The Greek version of the Hebrew Scriptures was produced for the use of the Jews living in the Hellenistic diaspora. It appears to have started in Alexandria in Egypt probably in the third century BCE. According to the legendary account included in the Letter of Aristeas, a Jewish-Greek document from 150-100 BCE, the translation of the Torah of the Jews into Greek was prompted by King Ptolemy II Philadelphus (285-247 BCE), who wanted to store the legal wisdom of all the nations in his library. Therefore he asked the High Priest in Jerusalem to supply him with translators. Seventy-two Greek-speaking learned men were dispatched to the nearby island of Pharos to work undisturbed. Supervised by Demetrius, the Alexandrian head librarian, they consulted each other and, after comparing their renderings, produced an agreed translation.
Philo of Alexandria (c.20 BCE-40 CE) offers a more miraculous account. King Ptolemy decided to have the Law of the Jews translated from Chaldaean (Hebrew) into Greek. The High Priest of Jerusalem sent wise interpreters and they were installed on the peaceful island of Pharos. There, possessed by the Spirit, they all ended up with literally the same correct Greek rendering, produced not by translators but by prophets and priests of mysteries. The purpose of the story was to present the Septuagint as an inspired work of the same significance and standing as the Hebrew Bible. The completion of the enterprise was annually celebrated with a Septuagint festival at Pharos.
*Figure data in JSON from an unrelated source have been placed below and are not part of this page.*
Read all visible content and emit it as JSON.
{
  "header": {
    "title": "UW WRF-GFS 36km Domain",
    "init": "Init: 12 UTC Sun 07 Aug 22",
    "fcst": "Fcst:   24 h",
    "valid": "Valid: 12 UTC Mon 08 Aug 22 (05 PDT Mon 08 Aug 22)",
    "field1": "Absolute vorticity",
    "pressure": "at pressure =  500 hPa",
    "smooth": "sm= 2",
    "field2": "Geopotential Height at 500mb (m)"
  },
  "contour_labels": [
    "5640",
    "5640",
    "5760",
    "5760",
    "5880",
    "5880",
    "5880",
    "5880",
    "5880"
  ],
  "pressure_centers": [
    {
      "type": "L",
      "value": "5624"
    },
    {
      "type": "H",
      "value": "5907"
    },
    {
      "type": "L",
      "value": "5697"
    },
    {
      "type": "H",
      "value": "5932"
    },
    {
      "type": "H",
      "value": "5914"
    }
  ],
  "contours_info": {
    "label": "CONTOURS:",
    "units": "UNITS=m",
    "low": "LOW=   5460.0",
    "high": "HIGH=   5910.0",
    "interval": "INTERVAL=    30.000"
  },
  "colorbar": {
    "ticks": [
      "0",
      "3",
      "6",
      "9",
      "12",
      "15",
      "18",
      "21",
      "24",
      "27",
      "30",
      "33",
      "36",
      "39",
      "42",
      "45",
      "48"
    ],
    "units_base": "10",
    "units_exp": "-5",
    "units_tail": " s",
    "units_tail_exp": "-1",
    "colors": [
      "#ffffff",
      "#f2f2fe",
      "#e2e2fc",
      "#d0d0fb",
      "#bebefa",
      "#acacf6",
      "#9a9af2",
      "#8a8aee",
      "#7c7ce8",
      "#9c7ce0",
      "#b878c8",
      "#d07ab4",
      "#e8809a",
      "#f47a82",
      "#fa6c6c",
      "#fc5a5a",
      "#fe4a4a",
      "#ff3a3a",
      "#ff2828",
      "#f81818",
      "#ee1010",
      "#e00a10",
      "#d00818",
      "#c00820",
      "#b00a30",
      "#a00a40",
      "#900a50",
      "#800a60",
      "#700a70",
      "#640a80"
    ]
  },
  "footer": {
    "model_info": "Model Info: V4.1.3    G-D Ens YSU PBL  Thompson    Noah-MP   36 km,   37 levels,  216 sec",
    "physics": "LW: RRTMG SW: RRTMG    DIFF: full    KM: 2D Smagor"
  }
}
In the course of the second and first centuries BCE the Prophets and the Writings were also turned into Greek and the Septuagint was further enriched by the Apocrypha, some of which was originally composed in Greek (Wisdom of Solomon, 2 Maccabees), others being translations into Greek from Hebrew (e.g. the Wisdom of Ben Sira or Sirach and others) or Aramaic (possibly Tobit).
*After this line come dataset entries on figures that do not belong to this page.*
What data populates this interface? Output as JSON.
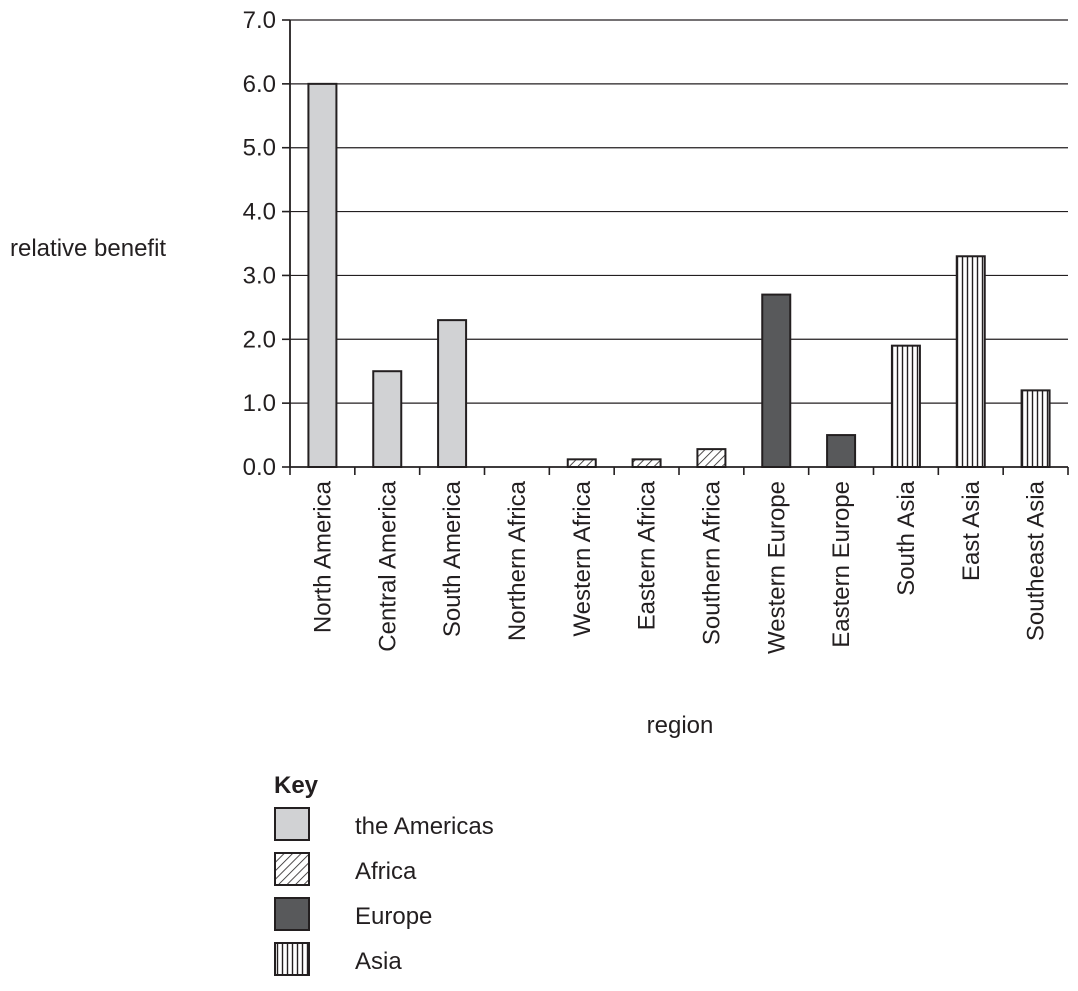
{
  "chart_data": {
    "type": "bar",
    "xlabel": "region",
    "ylabel": "relative benefit",
    "ylim": [
      0,
      7.0
    ],
    "yticks": [
      "0.0",
      "1.0",
      "2.0",
      "3.0",
      "4.0",
      "5.0",
      "6.0",
      "7.0"
    ],
    "grid": true,
    "categories": [
      "North America",
      "Central America",
      "South America",
      "Northern Africa",
      "Western Africa",
      "Eastern Africa",
      "Southern Africa",
      "Western Europe",
      "Eastern Europe",
      "South Asia",
      "East Asia",
      "Southeast Asia"
    ],
    "values": [
      6.0,
      1.5,
      2.3,
      0.0,
      0.12,
      0.12,
      0.28,
      2.7,
      0.5,
      1.9,
      3.3,
      1.2
    ],
    "groups": [
      "americas",
      "americas",
      "americas",
      "africa",
      "africa",
      "africa",
      "africa",
      "europe",
      "europe",
      "asia",
      "asia",
      "asia"
    ],
    "legend": {
      "title": "Key",
      "placement": "bottom-left",
      "items": [
        {
          "key": "americas",
          "label": "the Americas",
          "fill": "#d1d2d4",
          "pattern": "solid"
        },
        {
          "key": "africa",
          "label": "Africa",
          "fill": "#ffffff",
          "pattern": "diagonal"
        },
        {
          "key": "europe",
          "label": "Europe",
          "fill": "#58595b",
          "pattern": "solid"
        },
        {
          "key": "asia",
          "label": "Asia",
          "fill": "#ffffff",
          "pattern": "vertical"
        }
      ]
    }
  }
}
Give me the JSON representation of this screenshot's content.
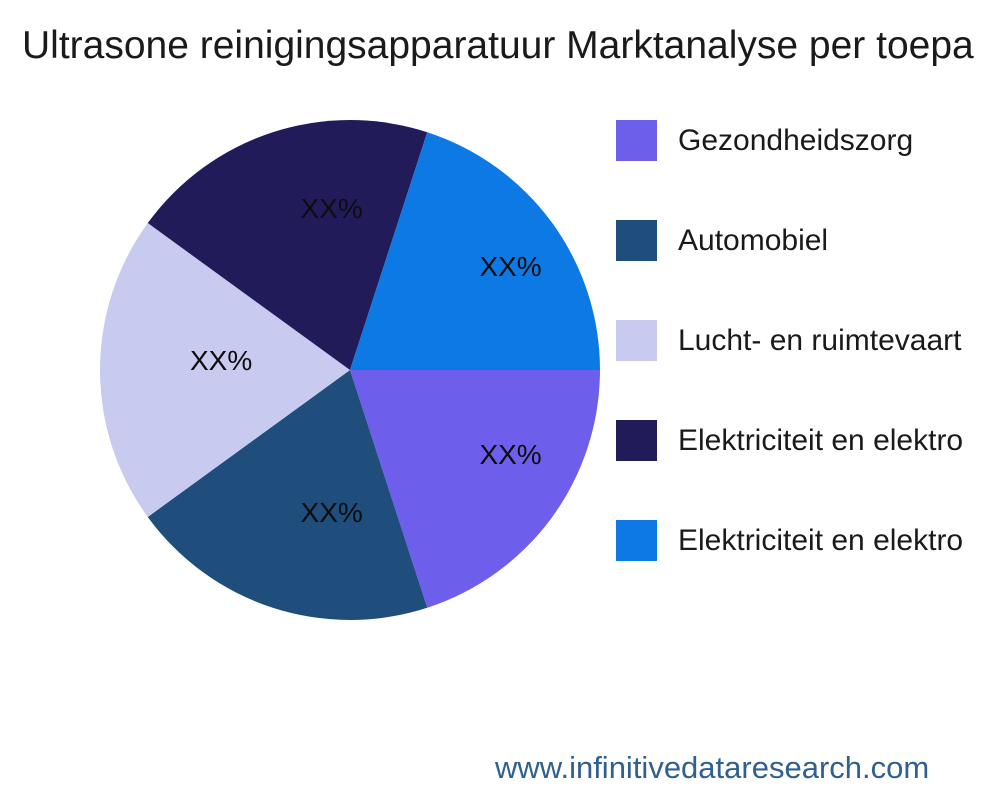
{
  "page": {
    "watermark": "www.infinitivedataresearch.com"
  },
  "chart_data": {
    "type": "pie",
    "title": "Ultrasone reinigingsapparatuur Marktanalyse per toepa",
    "legend_position": "right",
    "start_angle_deg": 0,
    "direction": "clockwise",
    "slices": [
      {
        "label": "Gezondheidszorg",
        "value": 20,
        "display_pct": "XX%",
        "color": "#6D5FEC"
      },
      {
        "label": "Automobiel",
        "value": 20,
        "display_pct": "XX%",
        "color": "#1F4E7C"
      },
      {
        "label": "Lucht- en ruimtevaart",
        "value": 20,
        "display_pct": "XX%",
        "color": "#C9CAEF"
      },
      {
        "label": "Elektriciteit en elektro",
        "value": 20,
        "display_pct": "XX%",
        "color": "#221B5A"
      },
      {
        "label": "Elektriciteit en elektro",
        "value": 20,
        "display_pct": "XX%",
        "color": "#0C79E4"
      }
    ]
  }
}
Contrary to the claim of Philo, the Septuagint is not always a strictly literal rendering. To bring the Greek closer to the Hebrew, in the second century CE three new Greek versions were produced.
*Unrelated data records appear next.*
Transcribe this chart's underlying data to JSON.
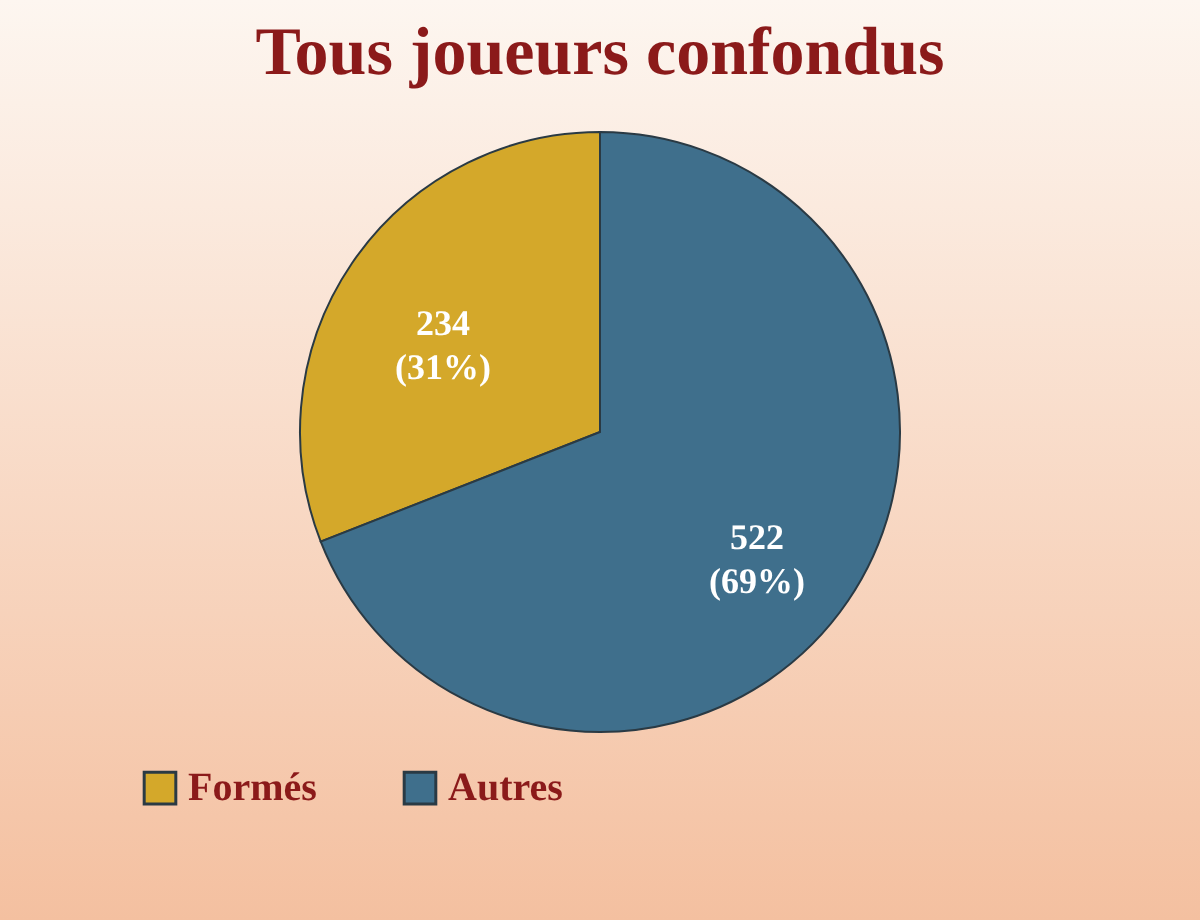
{
  "chart_data": {
    "type": "pie",
    "title": "Tous joueurs confondus",
    "categories": [
      "Formés",
      "Autres"
    ],
    "values": [
      234,
      522
    ],
    "colors": [
      "#d4a82a",
      "#3f6f8c"
    ],
    "value_labels": [
      "234 (31%)",
      "522 (69%)"
    ],
    "legend": "bottom"
  }
}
Before the discovery of the first Qumran scroll in 1947, no Hebrew manuscript of the Bible belonging to the age of Jesus was known, with the sole exception of the small Nash papyrus containing the Ten Commandments and other scriptural extracts, and dated from between the mid-second century BCE and the first century CE. No rules relating to the making of biblical manuscripts have been preserved before the Talmud and the post-Talmudic tractate on the Scribes, the Massekhet Soferim. With the discoveries at Qumran, Masada, and other caves in the Judaean desert, we have now a considerable amount of written documents on leather and papyrus. They offer direct evidence of what ancient Hebrew manuscripts were like. Qumran alone has yielded remains of 930 original documents. We can now deduce from concrete evidence how they were manufactured.